When Should You See a Doctor?
If you have been dealing with symptoms for months then it might be best to go see a professional eye doctor such as medicalartseye.com. Especially if you are experiencing any pain in your eyes. A doctor will be able to determine exactly what is causing your eyes to suffer and figure out how to give you some relief.
If you are experiencing dry eyes avoid blowing into your eyes before you see the doctor. Keep things such as fans, hairdryers, car heaters, etc away from your eyes.

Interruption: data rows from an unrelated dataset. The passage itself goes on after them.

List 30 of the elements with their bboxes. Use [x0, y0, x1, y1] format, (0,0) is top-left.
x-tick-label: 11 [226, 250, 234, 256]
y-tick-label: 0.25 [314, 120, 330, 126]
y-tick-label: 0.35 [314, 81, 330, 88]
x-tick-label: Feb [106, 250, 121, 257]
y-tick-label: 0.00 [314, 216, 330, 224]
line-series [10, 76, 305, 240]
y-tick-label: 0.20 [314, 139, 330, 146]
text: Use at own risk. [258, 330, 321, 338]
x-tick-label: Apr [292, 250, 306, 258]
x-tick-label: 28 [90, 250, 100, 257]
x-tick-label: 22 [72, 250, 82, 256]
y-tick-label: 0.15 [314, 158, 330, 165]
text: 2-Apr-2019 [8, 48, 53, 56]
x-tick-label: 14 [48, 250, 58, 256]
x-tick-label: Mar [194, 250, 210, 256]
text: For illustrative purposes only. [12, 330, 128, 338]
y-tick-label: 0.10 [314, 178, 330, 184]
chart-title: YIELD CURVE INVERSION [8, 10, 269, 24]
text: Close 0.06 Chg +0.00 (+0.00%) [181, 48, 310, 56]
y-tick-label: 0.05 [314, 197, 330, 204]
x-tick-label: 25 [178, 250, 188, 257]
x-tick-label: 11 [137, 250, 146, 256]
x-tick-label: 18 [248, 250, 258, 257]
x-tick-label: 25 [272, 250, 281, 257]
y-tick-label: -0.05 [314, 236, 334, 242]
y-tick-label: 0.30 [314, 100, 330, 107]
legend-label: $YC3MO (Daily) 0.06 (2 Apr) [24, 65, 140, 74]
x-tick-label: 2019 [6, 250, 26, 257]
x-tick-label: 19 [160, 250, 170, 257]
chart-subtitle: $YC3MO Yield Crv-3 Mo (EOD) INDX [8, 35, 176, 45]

Whenever the healthy tear film in the eye is disrupted you will begin to have symptoms of dry eyes. The tear film is made up of three layers which include fatty oils, mucus, and aqueous fluid. These three layers keep the surface of your eyes clear, lubricated, and smooth.
If one of these layers experiences an issue you will begin to experience symptoms of dry eyes. Sometimes there is a disruption in the tear film because of autoimmune diseases, hormonal changes, inflamed eyelid glands, or allergies.
As you get older the tear production in your eyes will begin to diminish. This is why dry eyes tend to be more common in people that are over the age of 50.
Another risk factor is eating a diet that is low in vitamin A. You can find vitamin A in foods like broccoli, liver, carrots, and omega-3 fatty acids found in walnuts and fish. If you are a woman going through hormonal changes due to pregnancy, menopause, or birth control pills, you are also at higher risk of dealing with dry eyes.
One last high-risk factor is if you have a history of refractive surgery or have been wearing contact lenses for many years.
Ready to Combat Dry Eyes?
We hope that now that you know more about the symptoms of dry eyes you can make an informed decision whether or not you should go see a doctor. If you go too long ignoring the problem you risk damaging the surface of your eyes or dealing with eye infections.